Jedynym wyjściem z sytuacji było zjedzenie kęsa takiej kanapki jedząc chleb spod żółtego sera i trzymając uprzednio ser przy policzku, przełknięcie tego żółtego potwora popijając herbatą. Niby proste, ale... Po trzecim naleganiu "jedz, jedz na pewno jesteś bardzo głodny" temperatura herbaty spadła dopiero do 90 stopni Celsjusza. Po szóstym naleganiu i przeszywającym spojrzeniu postanowiłem wziąć pierwszy kęs popijając najgorętszą herbatą w moim życiu. Mamusia przyjaciółki obserwując wytrzeszcz moich oczu pytała:
- Nie za gorąca?
- Tak k*rwa mać! Jest k*rewsko gorąca, ale jakoś muszę popić ten je*ny w d*pę ser!!! - Bóg mi świadkiem, że miałem to na końcu języka, ale zamiast tego odparłem z uśmiechem na ustach:
- Bardzo lubię jak herbata jest gorąca.
Reszta poszła gładko. Herbata z każdą chwilą stygła, a ból gryzienia gryzącego w zęby żółtego sera był łagodzony szybkim jego przełykaniem. Po dwóch kromkach, oznajmiłem że bardzo się najadłem, wymownie masując się po nieprzekonywująco burczącym brzuchu. Tak... To był najgorszy posiłek w moim życiu...

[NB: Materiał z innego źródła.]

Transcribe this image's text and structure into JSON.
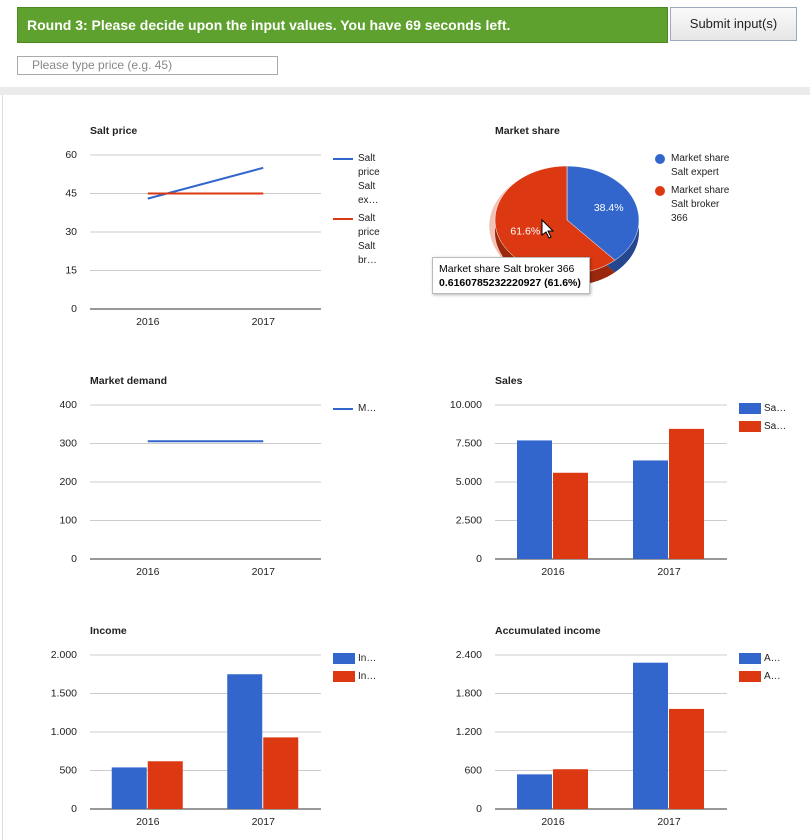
{
  "header": {
    "banner": "Round 3: Please decide upon the input values. You have 69 seconds left.",
    "button": "Submit input(s)",
    "input_placeholder": "Please type price (e.g. 45)"
  },
  "chart_data": [
    {
      "type": "line",
      "title": "Salt price",
      "categories": [
        "2016",
        "2017"
      ],
      "ylim": [
        0,
        60
      ],
      "yticks": [
        0,
        15,
        30,
        45,
        60
      ],
      "grid": true,
      "legend": "right",
      "series": [
        {
          "name": "Salt price Salt ex…",
          "color": "#3366cc",
          "values": [
            43,
            55
          ]
        },
        {
          "name": "Salt price Salt br…",
          "color": "#dc3912",
          "values": [
            45,
            45
          ]
        }
      ]
    },
    {
      "type": "pie",
      "title": "Market share",
      "categories": [
        "Market share Salt expert",
        "Market share Salt broker 366"
      ],
      "values": [
        38.4,
        61.6
      ],
      "value_labels": [
        "38.4%",
        "61.6%"
      ],
      "colors": [
        "#3366cc",
        "#dc3912"
      ],
      "legend": "right",
      "tooltip": {
        "title": "Market share Salt broker 366",
        "text": "0.6160785232220927 (61.6%)"
      }
    },
    {
      "type": "line",
      "title": "Market demand",
      "categories": [
        "2016",
        "2017"
      ],
      "ylim": [
        0,
        400
      ],
      "yticks": [
        0,
        100,
        200,
        300,
        400
      ],
      "grid": true,
      "legend": "right",
      "series": [
        {
          "name": "M…",
          "color": "#3366cc",
          "values": [
            306,
            306
          ]
        }
      ]
    },
    {
      "type": "bar",
      "title": "Sales",
      "categories": [
        "2016",
        "2017"
      ],
      "ylim": [
        0,
        10000
      ],
      "yticks": [
        0,
        {
          "value": 2500,
          "label": "2.500"
        },
        {
          "value": 5000,
          "label": "5.000"
        },
        {
          "value": 7500,
          "label": "7.500"
        },
        {
          "value": 10000,
          "label": "10.000"
        }
      ],
      "grid": true,
      "legend": "right",
      "series": [
        {
          "name": "Sa…",
          "color": "#3366cc",
          "values": [
            7700,
            6400
          ]
        },
        {
          "name": "Sa…",
          "color": "#dc3912",
          "values": [
            5600,
            8450
          ]
        }
      ]
    },
    {
      "type": "bar",
      "title": "Income",
      "categories": [
        "2016",
        "2017"
      ],
      "ylim": [
        0,
        2000
      ],
      "yticks": [
        0,
        500,
        {
          "value": 1000,
          "label": "1.000"
        },
        {
          "value": 1500,
          "label": "1.500"
        },
        {
          "value": 2000,
          "label": "2.000"
        }
      ],
      "grid": true,
      "legend": "right",
      "series": [
        {
          "name": "In…",
          "color": "#3366cc",
          "values": [
            540,
            1750
          ]
        },
        {
          "name": "In…",
          "color": "#dc3912",
          "values": [
            620,
            930
          ]
        }
      ]
    },
    {
      "type": "bar",
      "title": "Accumulated income",
      "categories": [
        "2016",
        "2017"
      ],
      "ylim": [
        0,
        2400
      ],
      "yticks": [
        0,
        600,
        {
          "value": 1200,
          "label": "1.200"
        },
        {
          "value": 1800,
          "label": "1.800"
        },
        {
          "value": 2400,
          "label": "2.400"
        }
      ],
      "grid": true,
      "legend": "right",
      "series": [
        {
          "name": "A…",
          "color": "#3366cc",
          "values": [
            540,
            2280
          ]
        },
        {
          "name": "A…",
          "color": "#dc3912",
          "values": [
            620,
            1560
          ]
        }
      ]
    }
  ]
}
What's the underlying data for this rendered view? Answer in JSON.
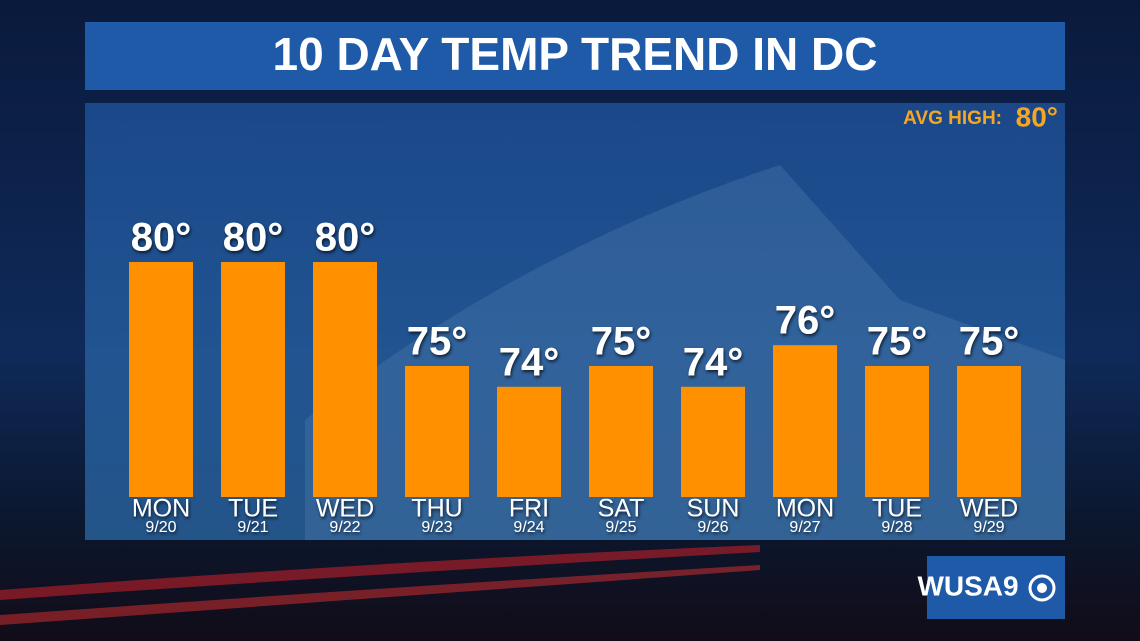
{
  "chart_data": {
    "type": "bar",
    "title": "10 DAY TEMP TREND IN DC",
    "avg_high_label": "AVG HIGH:",
    "avg_high": "80°",
    "categories": [
      "MON",
      "TUE",
      "WED",
      "THU",
      "FRI",
      "SAT",
      "SUN",
      "MON",
      "TUE",
      "WED"
    ],
    "dates": [
      "9/20",
      "9/21",
      "9/22",
      "9/23",
      "9/24",
      "9/25",
      "9/26",
      "9/27",
      "9/28",
      "9/29"
    ],
    "values": [
      80,
      80,
      80,
      75,
      74,
      75,
      74,
      76,
      75,
      75
    ],
    "value_labels": [
      "80°",
      "80°",
      "80°",
      "75°",
      "74°",
      "75°",
      "74°",
      "76°",
      "75°",
      "75°"
    ],
    "color": "#ff9000",
    "ylim": [
      68.7,
      80
    ]
  },
  "logo": "WUSA9"
}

Hej, a może by tak wstawić swoje zdjęcie? To łatwe proste i szybkie. Poczujesz się bardziej jak u siebie.
bacardi - Superbojownik · przed dinozaurami
:miss cappuccino
Oko wydłu, wykrawa się nożem z ostrym końcem, np.jak do steków.
W smaku i konsystencji przypomina zimne nóżki, można maznąć musztardą, czy majonezem. A popić islandzką anyżówką o wdzięcznej nazwie Black Death.

--
Myślę optymistycznie: nigdy nie jest tak źle, żeby nie mogło być jeszcze gorzej.